その女性は、古ぼけた映画館に花束を抱えたまま、全力で駆けて行く。
カンカンという音が、響く、いや、画面からではなく。近くから聞こえている気がする。
バッ!!!!!!!!!!! と映画館に光が差す。誰かが勝手に入り口を開けたのだろう。

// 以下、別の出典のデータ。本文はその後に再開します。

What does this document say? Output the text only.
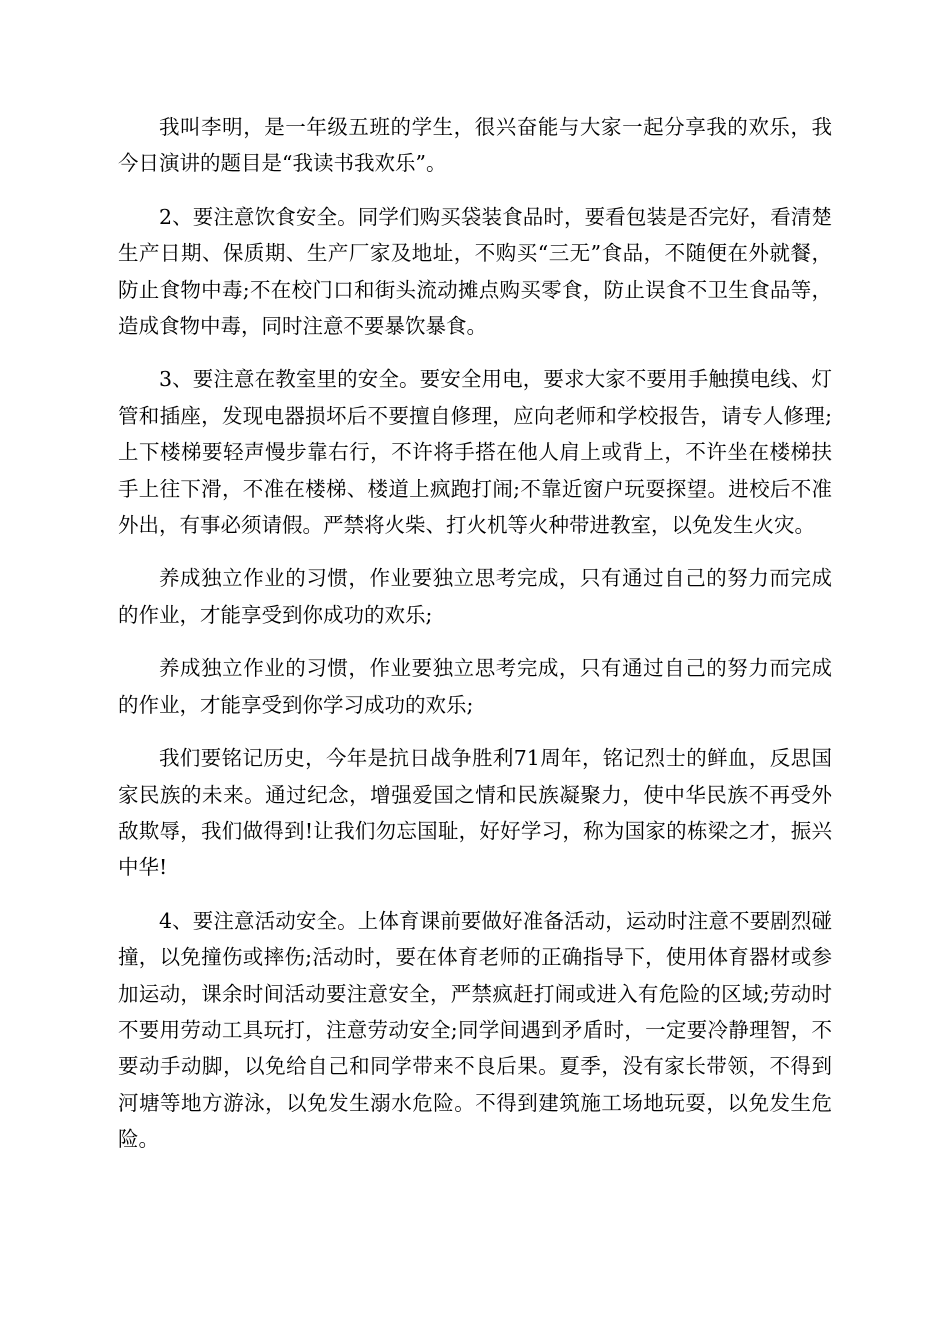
我叫李明，是一年级五班的学生，很兴奋能与大家一起分享我的欢乐，我今日演讲的题目是“我读书我欢乐”。

2、要注意饮食安全。同学们购买袋装食品时，要看包装是否完好，看清楚生产日期、保质期、生产厂家及地址，不购买“三无”食品，不随便在外就餐，防止食物中毒;不在校门口和街头流动摊点购买零食，防止误食不卫生食品等，造成食物中毒，同时注意不要暴饮暴食。

3、要注意在教室里的安全。要安全用电，要求大家不要用手触摸电线、灯管和插座，发现电器损坏后不要擅自修理，应向老师和学校报告，请专人修理;上下楼梯要轻声慢步靠右行，不许将手搭在他人肩上或背上，不许坐在楼梯扶手上往下滑，不准在楼梯、楼道上疯跑打闹;不靠近窗户玩耍探望。进校后不准外出，有事必须请假。严禁将火柴、打火机等火种带进教室，以免发生火灾。

养成独立作业的习惯，作业要独立思考完成，只有通过自己的努力而完成的作业，才能享受到你成功的欢乐;

养成独立作业的习惯，作业要独立思考完成，只有通过自己的努力而完成的作业，才能享受到你学习成功的欢乐;

我们要铭记历史，今年是抗日战争胜利71周年，铭记烈士的鲜血，反思国家民族的未来。通过纪念，增强爱国之情和民族凝聚力，使中华民族不再受外敌欺辱，我们做得到!让我们勿忘国耻，好好学习，称为国家的栋梁之才，振兴中华!

4、要注意活动安全。上体育课前要做好准备活动，运动时注意不要剧烈碰撞，以免撞伤或摔伤;活动时，要在体育老师的正确指导下，使用体育器材或参加运动，课余时间活动要注意安全，严禁疯赶打闹或进入有危险的区域;劳动时不要用劳动工具玩打，注意劳动安全;同学间遇到矛盾时，一定要冷静理智，不要动手动脚，以免给自己和同学带来不良后果。夏季，没有家长带领，不得到河塘等地方游泳，以免发生溺水危险。不得到建筑施工场地玩耍，以免发生危险。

逆光でその闖入者の顔は見えないが、『白いパンツルックを着た女性』であることだけは潤子にも確認できた。
「……ちょ……」
狼狽する潤子の前まで、その『王子様』はやってきた。
スポットライトが潤子の目を焼く。
パチパチと大きな拍手が巻き起こる。
みんな、みんな知っている顔。あのときの警察のおじさんや女性までいる。
「……お待たせしました。姫」
花束を手に不敵に微笑む女性。……和代だった。
「ちょ……」
一緒に手を叩いているのは、最初に画面に映った男性……潤子の父。そして。母。
和代は潤子に膝をついた。
「見知らぬ国に、私と旅立ちませんか? 」
「……断れるわけないじゃないっ?!!!!!!!!!!! 」
潤子は泣きながら和代に抱きついた。
「こんなに泣かせてっ?!!!!! 人を莫迦にしているでしょ?!!!!! 」
「ぐあああああああああああっ?? ギブギブギブッ?!!!!!!! 」
華麗なコブラツイストを和代に決める潤子に大笑いする皆。
「……おいおい、なにこのサプライズっ?! 霧島っ! なんかすげえなっ? 」「新作のネタに出来るぞ。澪! 」
「……美和。いい友情だな」「……私の友達ですから」
「なんか、すっげぇ……。美玖ちゃん。面白い映画誘ってくれてありがとう」
「もげろ。もげろっ! 義樹ッ!!! 」「……くすくす妬かない妬かない。美幸ちゃん♪ 」
……。
……。
「何処だって! どんな話だって! こんなに笑ったことはないわよっ?! 」
潤子は叫んだ。その瞳から大きな涙がはじけて飛んだ。
暖かい拍手を背に、二人の乙女は駆け出していく。
理事長が手をあげた。和代は、潤子は、彼にハイタッチをした。
「いこっ! カズちゃん! 」「うん! ジュンっ!!! 」
潤子が和代を強く引っ張り、和代は皆に次々とハイタッチして去っていく。
劇場はいつまでも暖かい拍手に包まれ、やがて暗くなり。終幕。